I'm genuinely a little confused.
I am active in the adoptive parent community, and a lot of people adopt due to fertility issues. Embryo adoption comes up frequently as an option for prospective adoptive parents, and a surprising number of women really want to go through the experience of pregnancy and birth.
But I know very few people who have gone through with an embryo adoption. I kind of assumed that it was difficult to do. But I might just be misinformed.
It might be that when a mom gives birth to an adopted embryo, she and her family do not identify the child as being adopted, so they fall out of the "adoptive parent' circuit.

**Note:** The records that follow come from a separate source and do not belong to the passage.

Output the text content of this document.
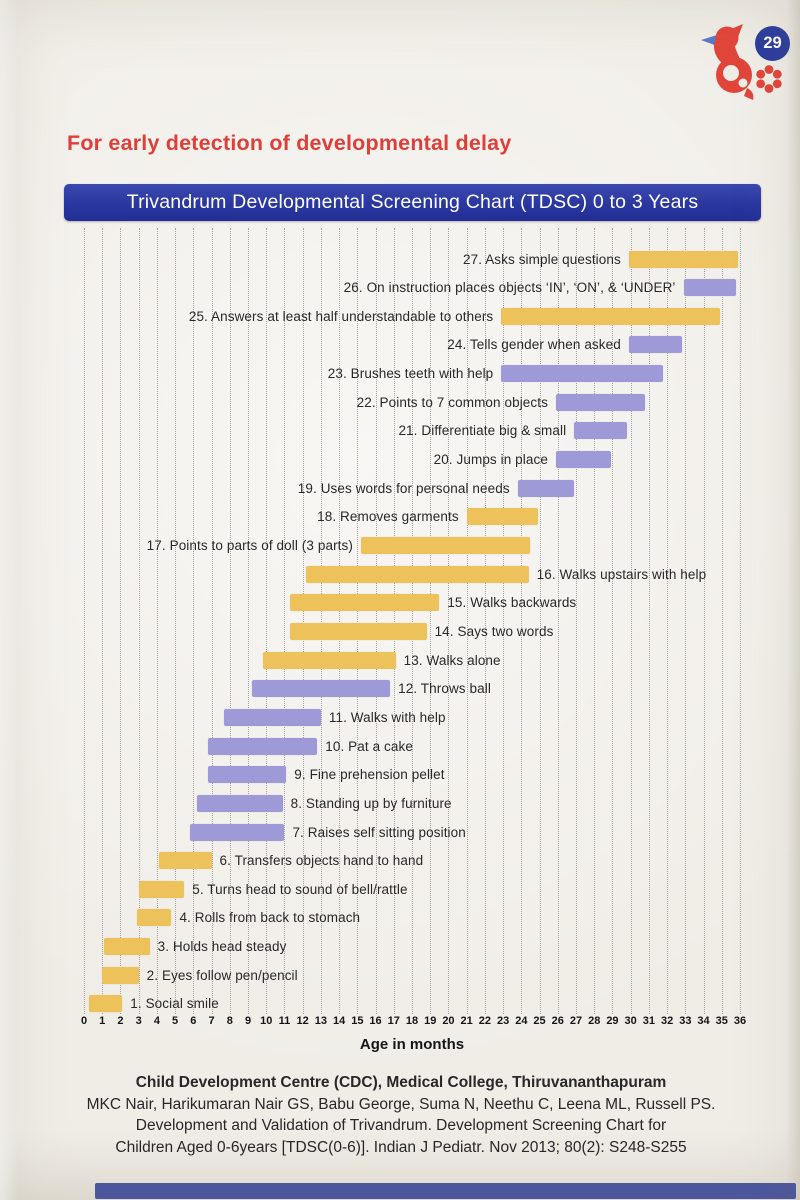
29
For early detection of developmental delay
Trivandrum Developmental Screening Chart (TDSC) 0 to 3 Years
Age in months
0 1 2 3 4 5 6 7 8 9 10 11 12 13 14 15 16 17 18 19 20 21 22 23 24 25 26 27 28 29 30 31 32 33 34 35 36
1. Social smile
2. Eyes follow pen/pencil
3. Holds head steady
4. Rolls from back to stomach
5. Turns head to sound of bell/rattle
6. Transfers objects hand to hand
7. Raises self sitting position
8. Standing up by furniture
9. Fine prehension pellet
10. Pat a cake
11. Walks with help
12. Throws ball
13. Walks alone
14. Says two words
15. Walks backwards
16. Walks upstairs with help
17. Points to parts of doll (3 parts)
18. Removes garments
19. Uses words for personal needs
20. Jumps in place
21. Differentiate big & small
22. Points to 7 common objects
23. Brushes teeth with help
24. Tells gender when asked
25. Answers at least half understandable to others
26. On instruction places objects ‘IN’, ‘ON’, & ‘UNDER’
27. Asks simple questions
Child Development Centre (CDC), Medical College, Thiruvananthapuram
MKC Nair, Harikumaran Nair GS, Babu George, Suma N, Neethu C, Leena ML, Russell PS.
Development and Validation of Trivandrum. Development Screening Chart for
Children Aged 0-6years [TDSC(0-6)]. Indian J Pediatr. Nov 2013; 80(2): S248-S255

I know one single mom who pursued anonymous donor insemination, only to find out she had fertility issues. She then pursued embryo adoption, and found a great situation. A mom, (in Canada) had already had several successful embryo implantations, and had three kids at home. Then her husband died, and she really wanted to "use" the embryos, but did not feel equipped to be a single parent to four. So my neighbor adopted her embryos, and the first attempt didn't take, but then she had a beautiful baby girl. She has a close relationship with the genetic mother, and has taken her daughter to visit her siblings in Canada. The genetic mom is thrilled that her deceased husbands genes are living on in another child, and the mom raising the daughter is just thrilled to be a mom. It is a win/win situation.
But what are all of these embryos? I'm trying to understand the psychology here.
Prospective parents who pursue in vitro fertilization are folks who really want to be parents, and who feel strongly that they want to be genetic parents to their children, rather than adoptive parents. So they fertilize a few eggs, and either successfully have a child, or they don't. In either case, they have a few embryos left over. Do they decide to put them up for adoption? Or do they authorize them to be destroyed, and then some Christians take them? The latter is very, very creepy.